Gli operai hanno iniziato alle 7 e alle 11.45 il braccio orizzontale ha toccato terra, era la fase più delicata. I pezzi smontati sono stati portati via nella notte a bordo di autotreni e oggi tocca al tronco .
di Teresa ScarcellaFIRENZENon c’è più la gru più famosa di Firenze. Dopo vent’anni di vertigini che le sono valse polemiche e un pizzico di notorietà social, lascia il prestigioso piazzale degli Uffizi. È stata in parte smontata e rimossa già ieri, primo giorno dei lavori. "S’è sudato freddo" è stata l’esternazione liberatoria di un caschetto giallo nel cantiere. Alle 11.45 il pesante braccio di ferro è accasciato lì per terra, sui sampietrini, poggiato su dei blocchi di marmo. Fino a poco tempo prima sormontava le teste degli operai, una decina, dei passanti curiosi armati di smartphone e i tetti della città.

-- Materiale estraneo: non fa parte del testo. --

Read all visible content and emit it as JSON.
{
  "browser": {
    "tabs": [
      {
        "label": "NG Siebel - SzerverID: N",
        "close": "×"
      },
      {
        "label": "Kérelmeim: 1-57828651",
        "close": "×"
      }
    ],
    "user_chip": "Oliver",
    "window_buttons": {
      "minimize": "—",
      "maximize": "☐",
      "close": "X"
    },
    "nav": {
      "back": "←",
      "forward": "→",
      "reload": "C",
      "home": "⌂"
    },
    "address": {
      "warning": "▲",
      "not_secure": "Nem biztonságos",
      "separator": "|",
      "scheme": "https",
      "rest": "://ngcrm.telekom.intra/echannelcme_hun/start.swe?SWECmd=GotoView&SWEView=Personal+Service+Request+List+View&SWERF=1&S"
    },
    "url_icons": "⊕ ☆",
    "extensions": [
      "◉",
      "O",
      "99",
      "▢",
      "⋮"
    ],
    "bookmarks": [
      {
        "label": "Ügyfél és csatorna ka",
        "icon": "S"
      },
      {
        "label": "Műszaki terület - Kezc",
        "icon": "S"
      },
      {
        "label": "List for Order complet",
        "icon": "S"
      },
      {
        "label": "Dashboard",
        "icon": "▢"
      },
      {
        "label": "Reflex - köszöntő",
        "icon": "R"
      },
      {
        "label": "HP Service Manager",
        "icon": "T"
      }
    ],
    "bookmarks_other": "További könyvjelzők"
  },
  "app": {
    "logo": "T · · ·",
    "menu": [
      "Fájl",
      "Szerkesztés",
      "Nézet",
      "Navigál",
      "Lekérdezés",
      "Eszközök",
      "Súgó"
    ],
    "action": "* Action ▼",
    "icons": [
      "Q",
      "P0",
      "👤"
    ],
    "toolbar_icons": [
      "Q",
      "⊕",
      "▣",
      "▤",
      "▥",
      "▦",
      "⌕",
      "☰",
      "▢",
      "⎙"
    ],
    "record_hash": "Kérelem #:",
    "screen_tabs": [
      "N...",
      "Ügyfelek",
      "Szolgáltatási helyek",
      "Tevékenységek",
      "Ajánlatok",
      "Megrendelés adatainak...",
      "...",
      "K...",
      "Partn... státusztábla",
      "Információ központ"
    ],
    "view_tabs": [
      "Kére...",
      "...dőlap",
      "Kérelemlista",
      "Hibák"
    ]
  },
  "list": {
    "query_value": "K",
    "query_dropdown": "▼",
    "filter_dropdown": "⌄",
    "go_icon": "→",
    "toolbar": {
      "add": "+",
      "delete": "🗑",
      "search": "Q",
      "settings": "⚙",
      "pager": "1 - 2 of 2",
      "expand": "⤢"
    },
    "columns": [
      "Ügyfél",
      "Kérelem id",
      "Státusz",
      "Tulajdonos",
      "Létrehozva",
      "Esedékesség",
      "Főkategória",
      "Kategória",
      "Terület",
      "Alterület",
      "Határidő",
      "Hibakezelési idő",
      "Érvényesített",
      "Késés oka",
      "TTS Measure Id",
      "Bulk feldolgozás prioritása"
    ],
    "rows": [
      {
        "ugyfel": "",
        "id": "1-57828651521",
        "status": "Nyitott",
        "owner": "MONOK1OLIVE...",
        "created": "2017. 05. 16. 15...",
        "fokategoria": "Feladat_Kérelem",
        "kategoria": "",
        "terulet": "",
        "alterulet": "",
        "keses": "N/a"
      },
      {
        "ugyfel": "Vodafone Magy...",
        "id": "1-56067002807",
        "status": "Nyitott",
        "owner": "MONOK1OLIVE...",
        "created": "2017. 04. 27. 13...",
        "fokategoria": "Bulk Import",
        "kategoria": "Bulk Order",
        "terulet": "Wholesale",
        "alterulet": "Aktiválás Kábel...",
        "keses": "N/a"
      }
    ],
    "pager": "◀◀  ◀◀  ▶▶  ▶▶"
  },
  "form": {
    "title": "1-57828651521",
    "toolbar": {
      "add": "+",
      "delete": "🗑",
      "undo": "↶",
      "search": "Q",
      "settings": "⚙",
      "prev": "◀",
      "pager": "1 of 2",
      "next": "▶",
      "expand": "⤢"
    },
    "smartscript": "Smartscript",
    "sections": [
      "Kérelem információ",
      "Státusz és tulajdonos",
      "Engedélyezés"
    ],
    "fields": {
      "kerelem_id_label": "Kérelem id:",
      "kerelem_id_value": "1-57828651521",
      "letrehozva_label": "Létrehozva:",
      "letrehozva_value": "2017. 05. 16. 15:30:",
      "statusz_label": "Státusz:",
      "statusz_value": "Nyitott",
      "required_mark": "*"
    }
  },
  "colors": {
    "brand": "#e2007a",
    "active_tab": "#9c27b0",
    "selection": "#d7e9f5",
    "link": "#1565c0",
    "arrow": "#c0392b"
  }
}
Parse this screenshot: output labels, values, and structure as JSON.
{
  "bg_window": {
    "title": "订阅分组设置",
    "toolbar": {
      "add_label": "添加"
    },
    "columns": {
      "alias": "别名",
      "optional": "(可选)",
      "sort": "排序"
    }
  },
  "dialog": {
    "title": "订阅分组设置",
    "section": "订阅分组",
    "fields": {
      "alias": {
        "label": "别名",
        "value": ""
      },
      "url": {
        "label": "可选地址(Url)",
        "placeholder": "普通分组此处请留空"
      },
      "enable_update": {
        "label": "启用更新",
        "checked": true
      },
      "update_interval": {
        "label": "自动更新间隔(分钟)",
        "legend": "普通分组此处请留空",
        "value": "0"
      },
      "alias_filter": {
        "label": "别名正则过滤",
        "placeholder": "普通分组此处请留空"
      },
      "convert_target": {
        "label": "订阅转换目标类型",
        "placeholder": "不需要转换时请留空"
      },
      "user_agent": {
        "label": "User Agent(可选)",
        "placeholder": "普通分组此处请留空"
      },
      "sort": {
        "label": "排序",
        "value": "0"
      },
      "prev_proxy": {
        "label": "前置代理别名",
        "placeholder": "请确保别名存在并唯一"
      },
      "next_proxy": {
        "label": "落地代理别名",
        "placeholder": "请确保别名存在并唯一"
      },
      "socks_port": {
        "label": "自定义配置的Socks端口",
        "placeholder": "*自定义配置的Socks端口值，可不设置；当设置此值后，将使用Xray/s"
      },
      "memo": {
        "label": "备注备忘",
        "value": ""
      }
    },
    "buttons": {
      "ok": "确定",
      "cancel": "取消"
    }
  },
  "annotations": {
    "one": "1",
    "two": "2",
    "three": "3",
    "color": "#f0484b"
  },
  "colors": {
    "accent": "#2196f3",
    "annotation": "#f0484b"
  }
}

Un enorme ammasso di ferro - 55 metri di lunghezza a 60 di altezza - per un quarto d’ora ha tenuto tutti col fiato sospeso come può fare un grosso elefante in una cristalleria. Galleggiando sopra le preziose stanze del museo, sospeso e agganciato al lungo braccio dell’autogru da 200 tonnellate arrivata domenica notte. Si è conclusa così una delle fasi più delicate dello smontaggio della ventennale giraffa di ferro, iniziato ieri mattina alle 7.45 e che terminerà definitivamente sabato 21, con tanto di festeggiamenti alla presenza del Ministro della Cultura Alessandro Giuli. Nessuna difficoltà, nessun intoppo: i segni del tempo non hanno complicato l’intervento, così come il meteo ha graziato le operazioni, aspettando che la giornata di lavoro finisse prima di scurirsi e soffiare. Il vento, infatti, era il nemico più temuto e si è dimostrato clemente.

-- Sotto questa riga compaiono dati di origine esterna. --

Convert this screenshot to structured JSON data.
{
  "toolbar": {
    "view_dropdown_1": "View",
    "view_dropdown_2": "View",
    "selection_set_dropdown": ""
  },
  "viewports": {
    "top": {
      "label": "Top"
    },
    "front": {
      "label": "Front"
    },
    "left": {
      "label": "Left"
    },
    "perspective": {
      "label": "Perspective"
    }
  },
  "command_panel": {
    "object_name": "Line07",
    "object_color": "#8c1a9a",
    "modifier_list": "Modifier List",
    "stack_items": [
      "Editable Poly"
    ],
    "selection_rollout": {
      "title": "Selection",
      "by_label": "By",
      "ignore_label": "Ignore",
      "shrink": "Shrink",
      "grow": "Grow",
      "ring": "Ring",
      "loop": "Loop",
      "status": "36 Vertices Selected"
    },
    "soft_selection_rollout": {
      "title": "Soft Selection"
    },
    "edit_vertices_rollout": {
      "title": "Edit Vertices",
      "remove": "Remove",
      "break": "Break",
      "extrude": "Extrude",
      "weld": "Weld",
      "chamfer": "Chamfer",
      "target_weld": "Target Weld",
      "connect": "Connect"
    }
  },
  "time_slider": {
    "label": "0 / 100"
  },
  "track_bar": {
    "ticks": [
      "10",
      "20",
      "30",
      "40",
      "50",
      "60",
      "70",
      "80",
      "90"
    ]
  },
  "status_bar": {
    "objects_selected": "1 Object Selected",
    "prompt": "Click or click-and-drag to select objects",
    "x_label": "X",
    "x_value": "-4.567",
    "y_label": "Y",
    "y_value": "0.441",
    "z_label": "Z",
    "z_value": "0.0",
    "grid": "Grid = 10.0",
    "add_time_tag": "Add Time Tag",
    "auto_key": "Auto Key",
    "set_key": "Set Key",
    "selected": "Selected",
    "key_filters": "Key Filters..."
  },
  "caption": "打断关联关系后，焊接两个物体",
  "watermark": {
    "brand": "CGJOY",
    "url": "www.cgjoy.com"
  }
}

In tre, poco prima delle 8, si sono arrampicati a sessanta metri di altitudine e in sella al grande braccio orizzontale l’hanno attaccato al maxi gancio nel punto preciso affinché non si sbilanciasse con il suo enorme peso, per poi smontarlo dal tronco, che invece è rimasto ben saldato a terra. Tecnicamente i due pezzi metallici sono stati scollegati nel punto della ralla, ovvero la componente che ne consente la rotazione. Un paio di colpi sordi, lì dove le due componenti si incontrano, ed era fatta. Il braccio era libero e sospeso in aria.
A quel punto è toccato spostarlo, lentamente. "Piano..piano" sono state le direttive spassionate di chi monitorava i lavori con i piedi per terra e il naso all’insù.Con una mezza giravolta il lungo braccio ha ’salutato’ la Torre di Arnolfo per poi adagiarsi ai piedi delle Gallerie. "Da qui sembra che sfiori Palazzo Vecchio, è impressionante" sono stati i commenti dei dipendenti degli Uffizi, attenti osservatori della scena affacciati dalle grandi finestre che si aprono sul piazzale dal Corridoio di mezzogiorno, da un secondo piano completamente vuoto di turisti (il lunedì è giorno di chiusura). Ma è solo una questione di prospettiva ovviamente, perché tutto è stato calcolato al millimetro. In quindici minuti l’ammasso di ferro è stato messo giù, per poi essere smantellato in parti e portato via nella notte su autotreni lunghi dieci metri. Oggi e domani toccherà al tronco (o torre) farsi piccolo. Il primo pezzo è stato smontato già ieri. "E’ un momento che Firenze attendeva da molto tempo. Tolto di mezzo il mostro metallico, il volto della città torna intatto e inviolato in tutta la sua sfolgorante bellezza, dopo quasi venti anni" erano state le parole del direttore degli Uffizi, Simone Verde.
Un’operazione lampo, svolta sotto gli sguardi impietriti degli illustri residenti delle nicchie del loggiato, la cui visuale è rimasta a lungo bloccata. "Benedetto sia ’l giorno, e ’l mese, e l’anno" direbbe Petrarca; "E quindi uscimmo a riveder le stelle" gli farebbe eco Dante.